The 2010 Washington Metropolitan Area Water Supply Reliability Study -Demand and Resource Availability for the Year 2040 was done as two studies. The 2010 study estimates that water demand in the Washington Metropolitan region will rise from its current level of approximately 500 million gallons per day to between 610 and 665 million gallons a day by the year 2040. Over this same period, population in this area is projected to increase from 4.2 million to 5.3 million.

According to that portion of the study, the Washington Metropolitan Area’s current water supply system will likely meet demands through the year 2030, under a range of hydrologic conditions similar to those experienced during the past 78-year period of historical record. However by the year 2040, the current system may have difficulty meeting the region’s demands during periods of severe drought without emergency water use restrictions, and/or the development of additional supply resources.

The key assumption for that report was that the future flow of the Potomac River will mirror the hydraulic conditions for the past 78 years. If hydraulic conditions are changing or a 78 year period is inadequate to predict the possible extent of droughts, this could impact the availability of water. So the ICPRB engaged a study for various climate scenarios of water supply availability from Potomac Watershed to determine if the water supply would be adequate to serve the population. The National Research Program of the U.S. Geological Survey (USGS) actually performed the study using six of the global climate models and three atmospheric CO2 scenarios to create 18 separate possible scenarios. The USGS then “downscaled” the 18 global climate predictions to the Potomac River basin and to other areas as part of a separate project on climate change being conducted by the Chesapeake Bay Program Office and the USGS’s Virginia Water Science Center (your tax dollars at work). In addition, the Chesapeake Bay Program’s Phase 5 Watershed Model was used to estimate the impact of changing temperatures and precipitation on Potomac basin stream flows.

There is tremendous uncertainty in projecting the future climate of the earth, especially at the regional scale. Though global climate models are continually being refined and improved, they do not capture complexity of the interrelations of earth’s land, water, and atmospheric systems that we do not yet fully understand. Local nuisances can be lost in the broad sweeps of mathematical modeling of a living system. Scientific confidence in global model projections is higher for temperature than for precipitation, higher for global scales rather than small regional scales, and higher for longer time frames than shorter ones.

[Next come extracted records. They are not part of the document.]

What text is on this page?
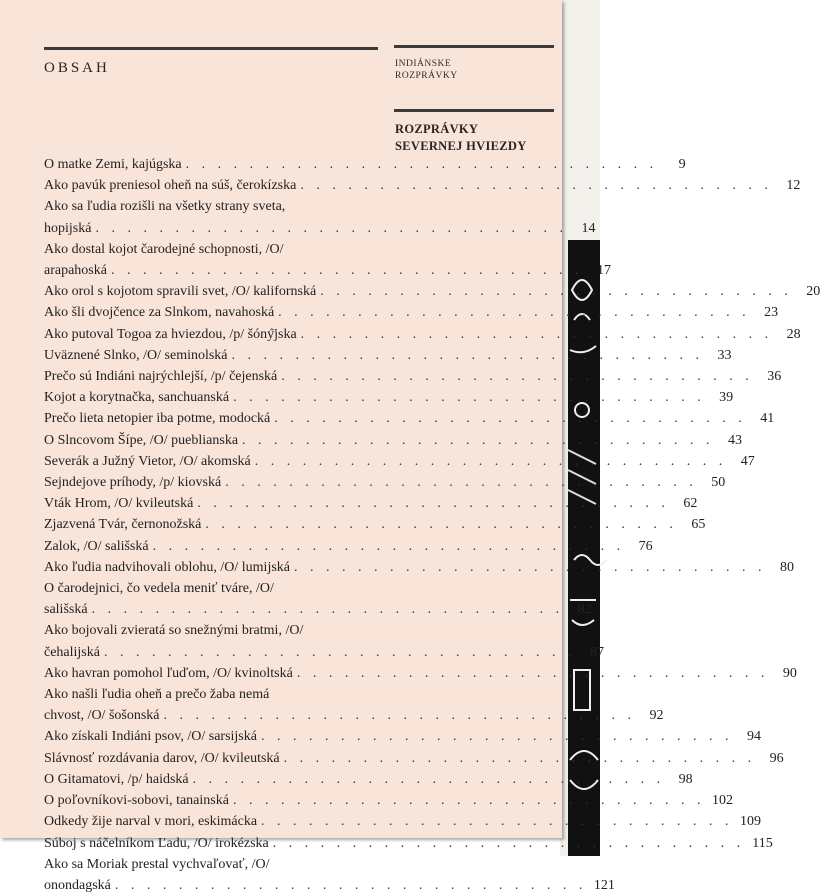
OBSAH	INDIÁNSKE
ROZPRÁVKY
ROZPRÁVKY
SEVERNEJ HVIEZDY
O matke Zemi, kajúgska . . . . . . . . . . . . . . . . . . . . . . . . . . . . . .	9
Ako pavúk preniesol oheň na súš, čerokízska . . . . . . . . . . . . . . . . . . . . . . . . . . . . . .	12
Ako sa ľudia rozišli na všetky strany sveta,
hopijská . . . . . . . . . . . . . . . . . . . . . . . . . . . . . .	14
Ako dostal kojot čarodejné schopnosti, /O/
arapahoská . . . . . . . . . . . . . . . . . . . . . . . . . . . . . .	17
Ako orol s kojotom spravili svet, /O/ kalifornská . . . . . . . . . . . . . . . . . . . . . . . . . . . . . .	20
Ako šli dvojčence za Slnkom, navahoská . . . . . . . . . . . . . . . . . . . . . . . . . . . . . .	23
Ako putoval Togoa za hviezdou, /p/ šóný̈jska . . . . . . . . . . . . . . . . . . . . . . . . . . . . . .	28
Uväznené Slnko, /O/ seminolská . . . . . . . . . . . . . . . . . . . . . . . . . . . . . .	33
Prečo sú Indiáni najrýchlejší, /p/ čejenská . . . . . . . . . . . . . . . . . . . . . . . . . . . . . .	36
Kojot a korytnačka, sanchuanská . . . . . . . . . . . . . . . . . . . . . . . . . . . . . .	39
Prečo lieta netopier iba potme, modocká . . . . . . . . . . . . . . . . . . . . . . . . . . . . . .	41
O Slncovom Šípe, /O/ pueblianska . . . . . . . . . . . . . . . . . . . . . . . . . . . . . .	43
Severák a Južný Vietor, /O/ akomská . . . . . . . . . . . . . . . . . . . . . . . . . . . . . .	47
Sejndejove príhody, /p/ kiovská . . . . . . . . . . . . . . . . . . . . . . . . . . . . . .	50
Vták Hrom, /O/ kvileutská . . . . . . . . . . . . . . . . . . . . . . . . . . . . . .	62
Zjazvená Tvár, černonožská . . . . . . . . . . . . . . . . . . . . . . . . . . . . . .	65
Zalok, /O/ sališská . . . . . . . . . . . . . . . . . . . . . . . . . . . . . .	76
Ako ľudia nadvihovali oblohu, /O/ lumijská . . . . . . . . . . . . . . . . . . . . . . . . . . . . . .	80
O čarodejnici, čo vedela meniť tváre, /O/
sališská . . . . . . . . . . . . . . . . . . . . . . . . . . . . . .	82
Ako bojovali zvieratá so snežnými bratmi, /O/
čehalijská . . . . . . . . . . . . . . . . . . . . . . . . . . . . . .	87
Ako havran pomohol ľuďom, /O/ kvinoltská . . . . . . . . . . . . . . . . . . . . . . . . . . . . . .	90
Ako našli ľudia oheň a prečo žaba nemá
chvost, /O/ šošonská . . . . . . . . . . . . . . . . . . . . . . . . . . . . . .	92
Ako získali Indiáni psov, /O/ sarsijská . . . . . . . . . . . . . . . . . . . . . . . . . . . . . .	94
Slávnosť rozdávania darov, /O/ kvileutská . . . . . . . . . . . . . . . . . . . . . . . . . . . . . .	96
O Gitamatovi, /p/ haidská . . . . . . . . . . . . . . . . . . . . . . . . . . . . . .	98
O poľovníkovi-sobovi, tanainská . . . . . . . . . . . . . . . . . . . . . . . . . . . . . . 102
Odkedy žije narval v mori, eskimácka . . . . . . . . . . . . . . . . . . . . . . . . . . . . . . 109
Súboj s náčelníkom Ľadu, /O/ irokézska . . . . . . . . . . . . . . . . . . . . . . . . . . . . . . 115
Ako sa Moriak prestal vychvaľovať, /O/
onondagská . . . . . . . . . . . . . . . . . . . . . . . . . . . . . . 121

Though the modelers have always claimed greater accuracy for temperature forecasts than precipitation, they have not done a good job of forecasting surface temperature for the past decade. The average surface temperature of earth has actually not increased in the past decade and none of the climate models have been able to adequately explain that anomaly. For the period of 1970 to 2000 the median surface temperature as recorded by measurements increased 0.3 ± 0.04°F per year. However, there has been little further warming of the surface of the planet, particularly over the oceans in the most recent 10 to 15 years. Nonetheless, with all those disclaimers, the USGS did get some predictions out of their 18 scenarios.

Results for the 18 climate scenarios fell into three categories: minor impact, moderate impact, and major impact. The biggest impact is the ability of the regional water utilities to continue to supply water on demand during droughts as the climate changes (or not). Six of the scenarios are predicted to have little impact on the system during a moderate drought and the projected population of the region can be supplied with drinking water from the Potomac River and current systems and operations. Six of the climate change scenarios fall into the “moderate impact” category. Under these scenarios the region is predicted to experience more frequent and stricter water use restrictions, but no water supply shortages during a moderate drought. Reservoir levels are predicted to fall to significantly lower levels during a drought than would occur in the absence of climate change with the projected and assumed increase in population.